The Commercial Appeal
USA Today Network
John Beifuss
South African jazz artist and freedom fighter Hugh Masekela (who had a No. 1 hit in 1968 with “Grazing in the Grass”), second-generation activist Bernice A. King (youngest of Dr. Martin Luther King Jr.’s four children), and Southern Poverty Law Center co-founder Morris Dees (who won a $7 million judgment in a lynching case that bankrupted one of America’s largest Ku Klux Klan organizations) will be this year’s recipients of the National Civil Rights Museum’s Freedom Awards.
“When we identified these three honorees, we didn’t know what was going to happen last weekend,” said civil rights museum president Terri Lee Freeman, referring to the Charlottesville violence, the remarks by President Trump that were praised by neo-Nazis, and subsequent calls to remove Confederate monuments. “I don’t think we could actually have chosen better honorees for this moment in time.”
Freeman said Masekela, 78, Bernice King, 54, and Dees, 80, “exemplify Dr. King’s mission and legacy of fighting for and protecting the rights of every man, woman and child, regardless of their race or social enconomic status,” but especially “the marginalized, subjugated and disenfranchised.”
All three have experience resisting racism at multiple levels, from Masekela’s battles against South Africa’s apartheid system of institutionalized discrimination to King’s ministry as the first female president of the Southern Christian Leadership Conference to Dees’ lawsuit strategies to bankrupt civil rights violators.
The signature event of the museum build around the Lorraine Motel, where Dr. Martin Luther King Jr. was assassinated on April 5, 1968, the Freedom Awards will be held Oct. 19 at a new location, downtown’s historic Orpheum theater. It will be preceded earlier in the day by a youth forum at Mississippi Boulevard Christian Church that will enable students to meet and interact with the honorees.

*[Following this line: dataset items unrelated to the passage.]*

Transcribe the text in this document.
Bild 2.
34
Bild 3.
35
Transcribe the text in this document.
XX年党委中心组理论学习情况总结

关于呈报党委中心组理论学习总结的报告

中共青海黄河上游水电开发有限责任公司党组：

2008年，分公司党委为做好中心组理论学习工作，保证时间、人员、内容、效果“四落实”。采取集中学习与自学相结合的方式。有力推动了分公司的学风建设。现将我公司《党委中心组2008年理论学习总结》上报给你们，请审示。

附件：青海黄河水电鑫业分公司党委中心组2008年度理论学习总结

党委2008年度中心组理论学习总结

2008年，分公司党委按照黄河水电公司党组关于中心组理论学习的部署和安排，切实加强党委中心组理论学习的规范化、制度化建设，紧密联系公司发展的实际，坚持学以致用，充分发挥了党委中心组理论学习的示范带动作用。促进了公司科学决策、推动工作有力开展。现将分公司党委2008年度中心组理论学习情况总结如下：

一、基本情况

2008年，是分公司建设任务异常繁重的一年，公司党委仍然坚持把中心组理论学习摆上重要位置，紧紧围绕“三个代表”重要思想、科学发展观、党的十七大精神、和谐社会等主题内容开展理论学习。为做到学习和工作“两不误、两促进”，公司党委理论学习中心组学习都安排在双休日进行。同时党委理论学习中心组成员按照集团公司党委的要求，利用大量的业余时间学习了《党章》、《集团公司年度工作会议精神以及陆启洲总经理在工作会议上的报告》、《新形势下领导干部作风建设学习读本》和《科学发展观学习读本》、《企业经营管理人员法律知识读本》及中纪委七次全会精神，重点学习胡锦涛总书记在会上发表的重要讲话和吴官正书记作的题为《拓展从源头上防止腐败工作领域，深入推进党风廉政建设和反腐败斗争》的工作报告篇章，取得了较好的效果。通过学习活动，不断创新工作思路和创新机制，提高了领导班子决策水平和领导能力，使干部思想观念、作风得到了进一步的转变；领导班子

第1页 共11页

The 26th annual awards ceremony also will include a special tribute to the Memphis sanitation workers, whose struggles brought Dr. King to Memphis, and inspired the rally cry “I Am a Man,” which came to exemplify Dr. King’s assertion that “all labor has dignity.”

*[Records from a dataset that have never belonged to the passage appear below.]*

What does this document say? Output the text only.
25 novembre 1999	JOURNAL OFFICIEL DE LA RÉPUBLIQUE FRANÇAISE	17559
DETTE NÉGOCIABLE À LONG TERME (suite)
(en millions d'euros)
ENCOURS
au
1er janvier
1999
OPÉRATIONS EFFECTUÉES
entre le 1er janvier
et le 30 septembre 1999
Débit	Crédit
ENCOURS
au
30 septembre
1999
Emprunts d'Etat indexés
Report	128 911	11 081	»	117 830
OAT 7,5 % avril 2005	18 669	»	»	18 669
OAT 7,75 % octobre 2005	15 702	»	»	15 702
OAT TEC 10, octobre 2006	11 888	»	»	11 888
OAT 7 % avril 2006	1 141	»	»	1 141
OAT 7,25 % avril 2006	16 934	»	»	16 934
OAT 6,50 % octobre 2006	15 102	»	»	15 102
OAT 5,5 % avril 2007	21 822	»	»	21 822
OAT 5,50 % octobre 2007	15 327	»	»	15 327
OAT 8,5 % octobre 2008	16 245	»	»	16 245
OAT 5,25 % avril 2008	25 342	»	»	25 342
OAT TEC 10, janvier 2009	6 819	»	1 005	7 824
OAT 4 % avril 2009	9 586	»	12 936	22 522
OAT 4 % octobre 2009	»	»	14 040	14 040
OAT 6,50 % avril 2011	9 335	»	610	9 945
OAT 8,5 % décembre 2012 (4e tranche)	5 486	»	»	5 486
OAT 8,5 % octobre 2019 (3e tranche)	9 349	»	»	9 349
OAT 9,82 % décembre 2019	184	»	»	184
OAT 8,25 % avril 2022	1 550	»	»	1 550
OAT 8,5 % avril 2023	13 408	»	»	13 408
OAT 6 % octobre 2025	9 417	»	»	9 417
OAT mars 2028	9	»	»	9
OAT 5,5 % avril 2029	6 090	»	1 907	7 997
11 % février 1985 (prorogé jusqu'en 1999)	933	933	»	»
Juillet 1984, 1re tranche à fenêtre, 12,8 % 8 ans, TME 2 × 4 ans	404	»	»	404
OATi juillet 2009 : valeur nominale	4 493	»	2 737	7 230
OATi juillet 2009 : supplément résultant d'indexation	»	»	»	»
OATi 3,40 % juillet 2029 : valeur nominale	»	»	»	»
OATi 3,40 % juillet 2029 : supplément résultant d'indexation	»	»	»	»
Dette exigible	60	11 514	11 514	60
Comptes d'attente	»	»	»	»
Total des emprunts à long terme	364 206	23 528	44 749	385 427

The Freedom Awards will function as a prelude, in a way, for next year’s 50th anniversary of Dr. King’s assassination, which the museum plans to recognize with multiple events. The awards ceremony’s theme is “Where Do We Go from Here?,” a question aimed at not just the museum but society in general as to marks the grim anniversary.
Some of those leading the call to remove Confederate monuments from Memphis public parks have said the statues should be removed by at least the assassination anniversary. Said Freeman: “I don’t think the issue is going to go away until the statues go away.”

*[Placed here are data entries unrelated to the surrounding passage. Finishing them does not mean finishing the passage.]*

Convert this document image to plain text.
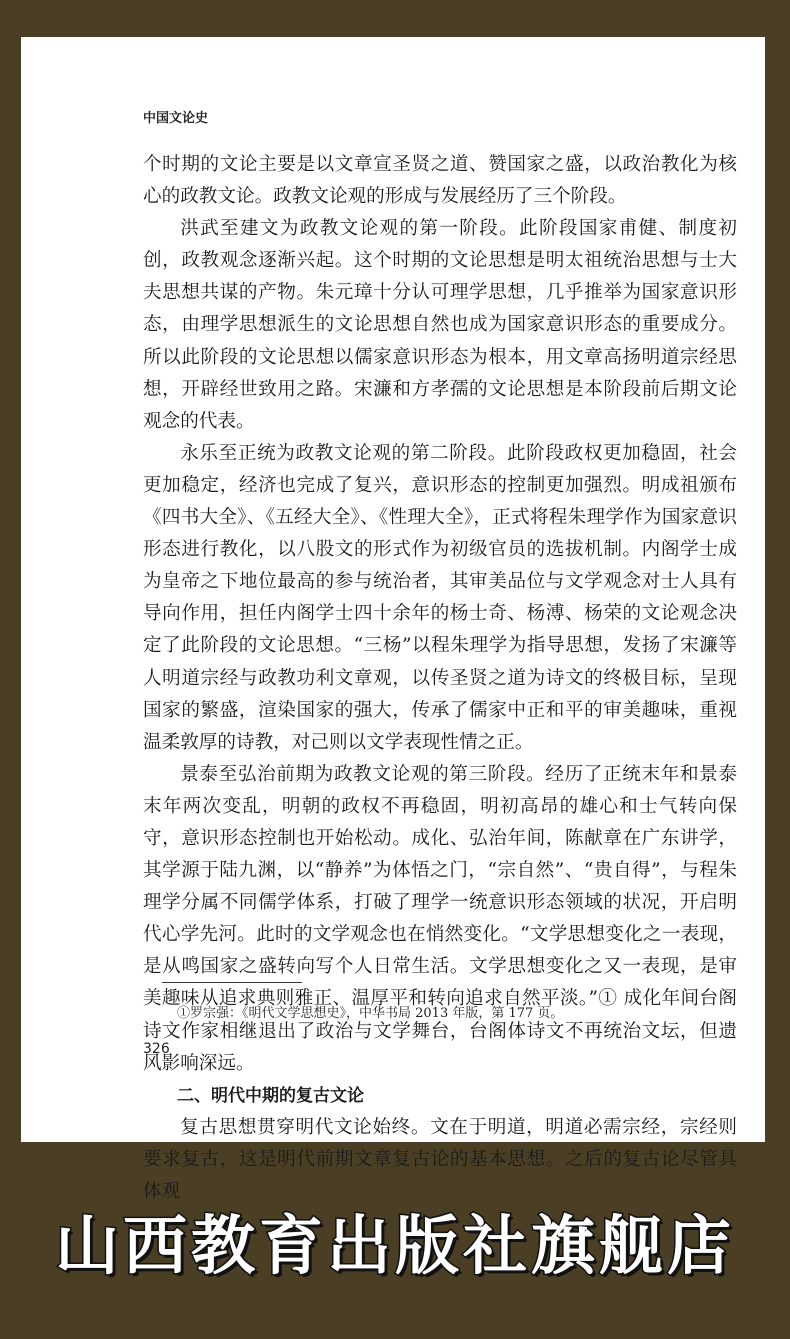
中国文论史

个时期的文论主要是以文章宣圣贤之道、赞国家之盛，以政治教化为核心的政教文论。政教文论观的形成与发展经历了三个阶段。

洪武至建文为政教文论观的第一阶段。此阶段国家甫健、制度初创，政教观念逐渐兴起。这个时期的文论思想是明太祖统治思想与士大夫思想共谋的产物。朱元璋十分认可理学思想，几乎推举为国家意识形态，由理学思想派生的文论思想自然也成为国家意识形态的重要成分。所以此阶段的文论思想以儒家意识形态为根本，用文章高扬明道宗经思想，开辟经世致用之路。宋濂和方孝孺的文论思想是本阶段前后期文论观念的代表。

永乐至正统为政教文论观的第二阶段。此阶段政权更加稳固，社会更加稳定，经济也完成了复兴，意识形态的控制更加强烈。明成祖颁布《四书大全》、《五经大全》、《性理大全》，正式将程朱理学作为国家意识形态进行教化，以八股文的形式作为初级官员的选拔机制。内阁学士成为皇帝之下地位最高的参与统治者，其审美品位与文学观念对士人具有导向作用，担任内阁学士四十余年的杨士奇、杨溥、杨荣的文论观念决定了此阶段的文论思想。“三杨”以程朱理学为指导思想，发扬了宋濂等人明道宗经与政教功利文章观，以传圣贤之道为诗文的终极目标，呈现国家的繁盛，渲染国家的强大，传承了儒家中正和平的审美趣味，重视温柔敦厚的诗教，对己则以文学表现性情之正。

景泰至弘治前期为政教文论观的第三阶段。经历了正统末年和景泰末年两次变乱，明朝的政权不再稳固，明初高昂的雄心和士气转向保守，意识形态控制也开始松动。成化、弘治年间，陈献章在广东讲学，其学源于陆九渊，以“静养”为体悟之门，“宗自然”、“贵自得”，与程朱理学分属不同儒学体系，打破了理学一统意识形态领域的状况，开启明代心学先河。此时的文学观念也在悄然变化。“文学思想变化之一表现，是从鸣国家之盛转向写个人日常生活。文学思想变化之又一表现，是审美趣味从追求典则雅正、温厚平和转向追求自然平淡。”① 成化年间台阁诗文作家相继退出了政治与文学舞台，台阁体诗文不再统治文坛，但遗风影响深远。

二、明代中期的复古文论

复古思想贯穿明代文论始终。文在于明道，明道必需宗经，宗经则要求复古，这是明代前期文章复古论的基本思想。之后的复古论尽管具体观

①罗宗强：《明代文学思想史》，中华书局 2013 年版，第 177 页。
326
山西教育出版社旗舰店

Past recipients of the Freedom Award have included Nelson Mandela, Bill Clinton, Sidney Poitier, Stevie Wonder, the Dalai Lama, and at least three people so famous — Bono, Oprah and Usher — they don’t need last names. Sponsors for this year’s ceremony include FedEx, International Paper and the Hyde Family Foundation.
NATIONAL CIVIL RIGHTS MUSEUM 26th FREEDOM AWARDS
7:30 p.m. Thursday, Oct. 19, the Orpheum, 203 S. Main.
Red carpet ceremony and pre-show gala, 5-7 p.m. Oct. 19, Halloran Centre for Performing Arts & Education, 225 S. Main.
Student forum, 10 a.m., Mississippi Boulevard Christian Church, 70 N. Bellevue. Admission free.
Freedom Awards tickets range from $200-$250 and will be available at civilrightsmuseum.org.